Understanding Contemporary Body

How is contemporary body different from the one our predecessors had? Daniell says that for one, a sedentary lifestyle is determining our movement choices, as a result of which “we have lost posture and movement awareness”. Daniell looks at your lifestyle and the genetic imprint. “I do a very long interview to understand why your body has adapted to that misalignment, why you have pain, what kind of exercises you do, how you sit. I do a thorough analysis of your lifestyle. I am not interested in how fit or unfit you are. I am interested to see how your body adapted to this present moment of your life. I then create a personalised programme with simple movements.”

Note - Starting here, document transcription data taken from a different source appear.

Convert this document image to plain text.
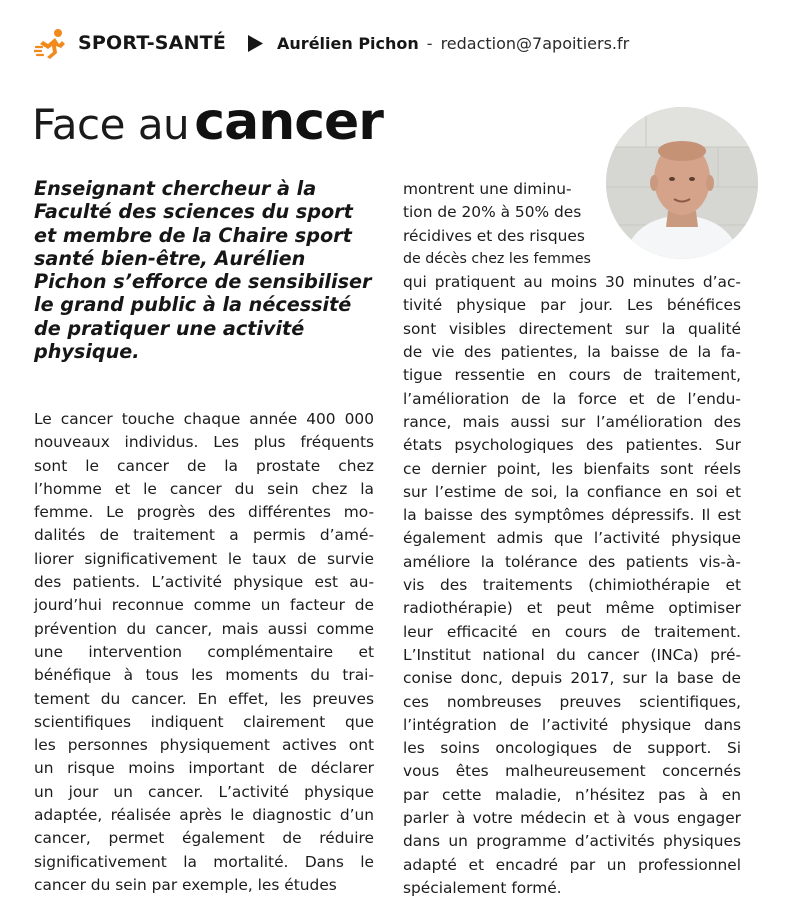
SPORT-SANTÉ	Aurélien Pichon - redaction@7apoitiers.fr
Face au cancer
Enseignant chercheur à la
Faculté des sciences du sport
et membre de la Chaire sport
santé bien-être, Aurélien
Pichon s’efforce de sensibiliser
le grand public à la nécessité
de pratiquer une activité
physique.
Le cancer touche chaque année 400 000
nouveaux individus. Les plus fréquents
sont le cancer de la prostate chez
l’homme et le cancer du sein chez la
femme. Le progrès des différentes mo-
dalités de traitement a permis d’amé-
liorer significativement le taux de survie
des patients. L’activité physique est au-
jourd’hui reconnue comme un facteur de
prévention du cancer, mais aussi comme
une intervention complémentaire et
bénéfique à tous les moments du trai-
tement du cancer. En effet, les preuves
scientifiques indiquent clairement que
les personnes physiquement actives ont
un risque moins important de déclarer
un jour un cancer. L’activité physique
adaptée, réalisée après le diagnostic d’un
cancer, permet également de réduire
significativement la mortalité. Dans le
cancer du sein par exemple, les études
montrent une diminu-
tion de 20% à 50% des
récidives et des risques
de décès chez les femmes
qui pratiquent au moins 30 minutes d’ac-
tivité physique par jour. Les bénéfices
sont visibles directement sur la qualité
de vie des patientes, la baisse de la fa-
tigue ressentie en cours de traitement,
l’amélioration de la force et de l’endu-
rance, mais aussi sur l’amélioration des
états psychologiques des patientes. Sur
ce dernier point, les bienfaits sont réels
sur l’estime de soi, la confiance en soi et
la baisse des symptômes dépressifs. Il est
également admis que l’activité physique
améliore la tolérance des patients vis-à-
vis des traitements (chimiothérapie et
radiothérapie) et peut même optimiser
leur efficacité en cours de traitement.
L’Institut national du cancer (INCa) pré-
conise donc, depuis 2017, sur la base de
ces nombreuses preuves scientifiques,
l’intégration de l’activité physique dans
les soins oncologiques de support. Si
vous êtes malheureusement concernés
par cette maladie, n’hésitez pas à en
parler à votre médecin et à vous engager
dans un programme d’activités physiques
adapté et encadré par un professionnel
spécialement formé.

If hitting the gym does not figure in Daniell’s scheme of things, it is because she believes a one-size-fits-all approach is not suitable for every body type. “The gym culture encourages people to push themselves, which may put the body under extreme stress. Such stress is not just physical but also hormonal in nature. Your body’s ecosystem goes crazy. We need to be able to balance hormones. In a gym, you are given a routine which is like a Big Mac Meal, a fast food of exercise, whereas intelligent movement is like a chef recommending you what’s best for you,” says Daniell. “I am not a young woman at all, I am 70, but I have applied these principles to my life and I am as fit as a 30-year-old.”

The Alternatives

If our pursuit of fitness is putting our bodies under extreme duress, then what are the solutions? It is here that Daniell’s push towards understanding movement personality stands out. She says if one is naturally laidback, then even if the person is hitting the gym everyday, s/he may not be exercising mindfully. For such a person, walking is a more natural alternative. “In my book, there is a chapter called ‘These Feet Are Made For Walking.’ It is the most functional movement for human beings. Your legs are your wheels. Contemporary lifestyle has made us use cars and, as a result, we have lost natural movement. I advise all my patients to walk 30-40 minutes in a day. It is also the most amazing anti-stress exercise.”

But what about those who are actively looking to lose weight? “Weight is important in relation to your body fat. Of course, if you put on 20 kilos, it’s a problem. You need to look at your body from a mental, physical and clinical lens,” she says.

What matters the most, says Daniell, is balancing the hormones, especially for women. “Every decade in a woman’s life is defined by her hormonal stage. We have to be aware of which decade we belong to. You could be in your 30s and ready to have a child. You could be in your 40s and still have small children. You could be in your 50s and hit menopause, but if you approach it the right way, you will be fine,” says Daniell.

How do you approach menopause ‘the right way’? “Hormonal changes bring physical changes. We can target these physical changes. During menopause, your hormones drop and the pelvic area is challenged as a result. That’s why women develop paunch, which we call menopausal tummy. Then there are other changes that menopause brings like depression, cravings, etc. “A correct exercise regimen during menopause is vital. When you put a menopausal woman in a gym, you kill her because it causes more adrenalin stress, which, in turn, wreaks havoc in hormones.”

In the end, it is largely about how much you love yourself. "Yesterday, I was watching an interview with Jane Fonda. An interviewer asked her what was the secret to look absolutely gorgeous at 86. She said something that I have also advocated in my book. She said she had exercised all her life, she walks every day and, most importantly, she feels young in her mind."